For a second we wish that we’d ordered the sea bass. Typical of Puglia, the vegetables that accompany it are lavish, interesting, and mainly seasonal: roast winter pumpkin, chard, and samphire. But then who could overlook the handmade- yes, handmade on the premises!- orecchiette (little ears) pasta, cooked immaculately al dente, and tossed with cime di rapa (turnips tops), Pecorino cheese, cherry tomato, heaps of extra virgin olive oil, and a hint of chilli? We’re offered grated Parmesan, but this dish doesn’t need it. It has just enough fine dried breadcrumbs (mollica) to soak up its juices.
But then the large tubular paccheri pasta (meaning ‘slaps’) is also a triumph, its flat firm body is coated in crumbled pork sausage meat that reeks of good buying, and an emollient homemade pistachio pesto that’s been slackened to perfection with a judicious drop or two of the pasta cooking water.
The lure of homemade rosemary biscuits and chutney leads us to the cheese plate. The crackers gleam with oil and are aromatized by the herb’s pungency; the chutney is more a liquid Italian ‘mostarda’ than British chutney. There’s heaps of cheese; fat wedges of salty, medium-aged Pecorino, gooey Gorgonzola Dolce, chewy Provolone and ripe Tallegio. A generous line-up for £7.95
We’re offered cakes, but told they’re not made on the premises. We opt instead for ice cream from Turin, which is definitely not in Puglia. Not that Pugliese people don’t make great gelato; I’ll never forget the ricotta, fig, and lemon one I had in Bari. Today though, these gelati aren’t at all special: a just about ok hazelnut one; a pistachio one that’s worryingly minty green with a faux almond flavour.

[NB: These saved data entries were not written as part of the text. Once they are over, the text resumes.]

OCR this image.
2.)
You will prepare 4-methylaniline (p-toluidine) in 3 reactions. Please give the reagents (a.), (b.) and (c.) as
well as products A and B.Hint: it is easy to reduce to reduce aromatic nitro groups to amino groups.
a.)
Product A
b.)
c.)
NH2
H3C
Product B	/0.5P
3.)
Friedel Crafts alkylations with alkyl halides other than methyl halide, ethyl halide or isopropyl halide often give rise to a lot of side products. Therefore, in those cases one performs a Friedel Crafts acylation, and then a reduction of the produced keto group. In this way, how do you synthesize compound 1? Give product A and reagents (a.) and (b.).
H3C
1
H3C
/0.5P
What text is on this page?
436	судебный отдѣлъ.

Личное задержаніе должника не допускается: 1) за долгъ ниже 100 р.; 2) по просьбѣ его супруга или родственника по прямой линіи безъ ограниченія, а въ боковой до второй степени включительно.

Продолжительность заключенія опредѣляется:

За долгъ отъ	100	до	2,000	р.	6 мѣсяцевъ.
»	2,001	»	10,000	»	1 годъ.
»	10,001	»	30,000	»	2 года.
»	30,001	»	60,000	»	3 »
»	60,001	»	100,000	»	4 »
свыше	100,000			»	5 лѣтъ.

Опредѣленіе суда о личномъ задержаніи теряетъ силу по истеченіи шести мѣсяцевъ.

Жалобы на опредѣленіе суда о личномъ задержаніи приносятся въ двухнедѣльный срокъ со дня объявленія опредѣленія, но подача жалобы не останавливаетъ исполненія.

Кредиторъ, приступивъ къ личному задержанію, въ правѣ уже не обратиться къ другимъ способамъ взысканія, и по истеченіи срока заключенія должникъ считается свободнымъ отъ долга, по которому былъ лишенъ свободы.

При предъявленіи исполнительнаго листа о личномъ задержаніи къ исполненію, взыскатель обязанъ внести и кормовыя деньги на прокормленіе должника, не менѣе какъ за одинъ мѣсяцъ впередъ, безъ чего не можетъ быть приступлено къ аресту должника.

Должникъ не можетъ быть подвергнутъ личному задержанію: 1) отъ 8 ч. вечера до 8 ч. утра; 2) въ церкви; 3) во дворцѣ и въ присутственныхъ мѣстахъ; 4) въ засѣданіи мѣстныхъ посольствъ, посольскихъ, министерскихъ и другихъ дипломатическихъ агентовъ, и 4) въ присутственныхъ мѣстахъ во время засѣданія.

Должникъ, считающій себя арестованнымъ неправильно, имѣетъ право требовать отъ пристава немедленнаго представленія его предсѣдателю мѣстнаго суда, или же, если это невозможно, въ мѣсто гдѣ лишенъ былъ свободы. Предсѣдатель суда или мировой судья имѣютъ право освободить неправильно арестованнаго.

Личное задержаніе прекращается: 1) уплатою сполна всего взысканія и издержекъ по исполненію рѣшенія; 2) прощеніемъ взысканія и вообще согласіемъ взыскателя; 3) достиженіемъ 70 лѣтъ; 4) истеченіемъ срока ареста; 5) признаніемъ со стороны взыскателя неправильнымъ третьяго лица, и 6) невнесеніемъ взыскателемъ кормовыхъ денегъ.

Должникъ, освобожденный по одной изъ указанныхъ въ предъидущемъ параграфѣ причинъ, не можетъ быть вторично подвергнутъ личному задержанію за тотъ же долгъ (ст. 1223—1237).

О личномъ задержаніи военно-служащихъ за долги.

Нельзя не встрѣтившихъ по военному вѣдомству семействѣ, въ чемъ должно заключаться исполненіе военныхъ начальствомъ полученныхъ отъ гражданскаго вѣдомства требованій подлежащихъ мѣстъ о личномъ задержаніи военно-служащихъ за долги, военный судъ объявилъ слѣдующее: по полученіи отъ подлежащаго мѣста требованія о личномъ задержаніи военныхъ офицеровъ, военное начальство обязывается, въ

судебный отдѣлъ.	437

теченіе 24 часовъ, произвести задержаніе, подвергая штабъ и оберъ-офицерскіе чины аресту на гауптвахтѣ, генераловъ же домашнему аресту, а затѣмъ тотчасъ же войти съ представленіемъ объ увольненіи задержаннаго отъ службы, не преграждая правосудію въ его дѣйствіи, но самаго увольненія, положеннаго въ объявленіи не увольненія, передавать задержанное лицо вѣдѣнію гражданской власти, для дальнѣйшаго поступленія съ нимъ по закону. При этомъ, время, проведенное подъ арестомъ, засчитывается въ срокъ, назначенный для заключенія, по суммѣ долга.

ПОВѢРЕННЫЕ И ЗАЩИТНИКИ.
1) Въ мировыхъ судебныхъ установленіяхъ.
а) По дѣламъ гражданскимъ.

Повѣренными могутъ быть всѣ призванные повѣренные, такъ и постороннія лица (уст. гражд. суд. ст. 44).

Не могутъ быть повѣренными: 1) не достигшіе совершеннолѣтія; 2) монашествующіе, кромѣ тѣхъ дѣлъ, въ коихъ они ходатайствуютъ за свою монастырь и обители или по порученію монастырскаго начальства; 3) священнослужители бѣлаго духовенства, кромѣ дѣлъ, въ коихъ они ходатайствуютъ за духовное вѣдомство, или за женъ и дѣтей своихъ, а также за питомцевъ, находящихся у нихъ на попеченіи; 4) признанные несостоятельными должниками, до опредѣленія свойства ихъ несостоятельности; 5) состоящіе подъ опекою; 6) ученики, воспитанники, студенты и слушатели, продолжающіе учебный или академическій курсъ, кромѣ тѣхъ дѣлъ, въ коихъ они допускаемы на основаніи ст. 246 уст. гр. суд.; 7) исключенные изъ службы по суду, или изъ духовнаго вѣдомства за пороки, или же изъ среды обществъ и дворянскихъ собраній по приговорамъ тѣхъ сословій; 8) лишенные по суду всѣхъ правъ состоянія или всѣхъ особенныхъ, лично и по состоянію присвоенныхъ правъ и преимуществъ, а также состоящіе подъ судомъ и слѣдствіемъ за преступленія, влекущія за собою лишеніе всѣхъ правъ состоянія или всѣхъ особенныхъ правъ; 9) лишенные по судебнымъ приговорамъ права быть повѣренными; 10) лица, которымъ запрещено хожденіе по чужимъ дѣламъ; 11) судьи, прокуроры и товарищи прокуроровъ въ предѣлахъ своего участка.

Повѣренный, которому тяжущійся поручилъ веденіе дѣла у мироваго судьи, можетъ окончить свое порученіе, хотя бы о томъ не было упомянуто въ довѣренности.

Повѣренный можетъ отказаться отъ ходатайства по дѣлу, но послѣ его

So I’d ignore desserts here and stick to savouries. I really want to try the cime di rape sautéed with olive oil and garlic, the classic Pugliese Tiella- rice slowly baked in the oven with mussels, potatoes, and tomatoes. And there’s a very sensible wine list, which features around 20 well-picked wines from Puglia, the Veneto, Tuscany, and Campania, a good number by the glass, as little as 125 mls, which means that you can afford to sample several of them. Rossini is what you’d barely dare to hope for, a proper family-run, Pugliese restaurant, but in Scotland.